While many companies have spent the years since the COVID-19 pandemic began just hoping to get back on track with the way things were before, Abbott has devised its own definition of the “new normal.”
In its full-year earnings report Wednesday, the medtech tallied year-over-year organic sales growth of 11.6% in its base business for 2023—easily outstripping not only the “high single-digit” rate it had predicted at the start of the year, but also the 7% growth rate it had posted in the two years leading up to 2020, as CEO Robert Ford noted in a call with investors Wednesday morning.
“We exited the pandemic in an even stronger position,” he said. “2023 was a very successful year: We outperformed our initial expectations on both the top and bottom lines; the pipeline is generating a lot of new opportunities for growth; and we’re forecasting this positive momentum to continue and contribute to the strong growth we’re forecasting for 2024.”
Indeed, the company is hoping to make its 2023 performance a habit: It’s forecasting growth between 8% and 10% for its base business in 2024. Ford attributed that confidence to Abbott’s work over the last year to reinvest its bounty of COVID test earnings into the rest of the company, comprising its diagnostics, medical devices, nutrition and established pharmaceuticals divisions.
“Ultimately, that’s really the factor here. We operate in these four business segments, and their underlying attractiveness still is very sustainable,” he said. “I’d make the case here that all four of our major businesses are actually in better and stronger shape than they were pre-pandemic, which was about $10 billion less and growing at that seven to eight percent range.”
Noticeably missing from those base business calculations, however, is the impact of Abbott’s COVID test sales, which have been on a rapid nosedive as coronavirus vaccines and treatments became more widely available and overall case counts plummeted.
Though Abbott didn’t report an all-2023 total, it noted in Wednesday’s release that COVID tests brought in $288 million for the fourth quarter of the year—just over one-quarter of the $1.069 billion total reported a year before.

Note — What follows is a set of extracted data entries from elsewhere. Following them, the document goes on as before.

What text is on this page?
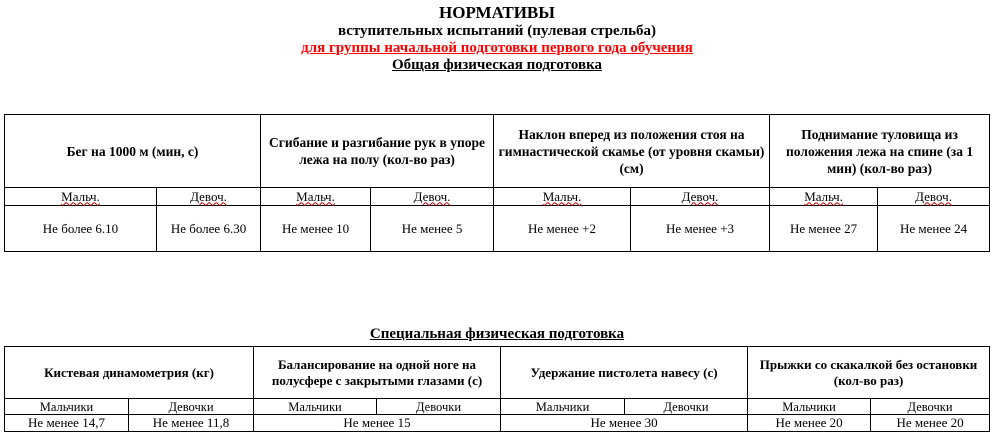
НОРМАТИВЫ
вступительных испытаний (пулевая стрельба)
для группы начальной подготовки первого года обучения
Общая физическая подготовка
Бег на 1000 м (мин, с)		Сгибание и разгибание рук в упоре лежа на полу (кол-во раз)		Наклон вперед из положения стоя на гимнастической скамье (от уровня скамьи) (см)		Поднимание туловища из положения лежа на спине (за 1 мин) (кол-во раз)	
Мальч.	Девоч.	Мальч.	Девоч.	Мальч.	Девоч.	Мальч.	Девоч.
Не более 6.10	Не более 6.30	Не менее 10	Не менее 5	Не менее +2	Не менее +3	Не менее 27	Не менее 24
Специальная физическая подготовка
Кистевая динамометрия (кг)		Балансирование на одной ноге на полусфере с закрытыми глазами (с)		Удержание пистолета навесу (с)		Прыжки со скакалкой без остановки (кол-во раз)	
Мальчики	Девочки	Мальчики	Девочки	Мальчики	Девочки	Мальчики	Девочки
Не менее 14,7	Не менее 11,8	Не менее 15		Не менее 30		Не менее 20	Не менее 20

Crumbling COVID test sales took a 44% hit to Abbott’s diagnostics segment for the full year and brought down the company’s total 2023 sales by 17.8%. With those test sales included, Abbott’s annual sales actually dropped by just over 6%, with much of the COVID-related impact canceled out by double-digit growth in the other three non-diagnostics segments.
As for Abbott’s 2024 growth plans, Ford said the company will largely be doubling down on its work to strengthen its existing business. Particularly strong is the diabetes segment within the medical devices division: The CEO touted the FreeStyle Libre continuous glucose monitor’s $5.3 billion in 2023 sales and 24% growth in the fourth quarter alone, adding, “In terms of sales dollars, Libre has become the most successful medical device in history, and it has outpaced market growth in 13 out of the last 16 quarters.”
But Abbott isn’t against looking outward for future growth opportunities. When asked about plans for any major M&A moves, Ford suggested that the company is open to large acquisitions, but isn’t seeking to grow just for growth’s sake.
“We’ve got a great pipeline, we have great organic opportunities here to be able to drive top-tier sustainable growth, so that ends up allowing us to be in a selective position here, where we’re not trying to use M&A as a way to bulk up our top line or to cover any kind of topline gaps that might be there,” he said.
Ford admitted that large, return-generating acquisitions are somewhat more difficult to carry out nowadays, but added, “If there are opportunities that fit strategically and can generate an attractive return, then we’ve got the flexibility and the firepower to do that.”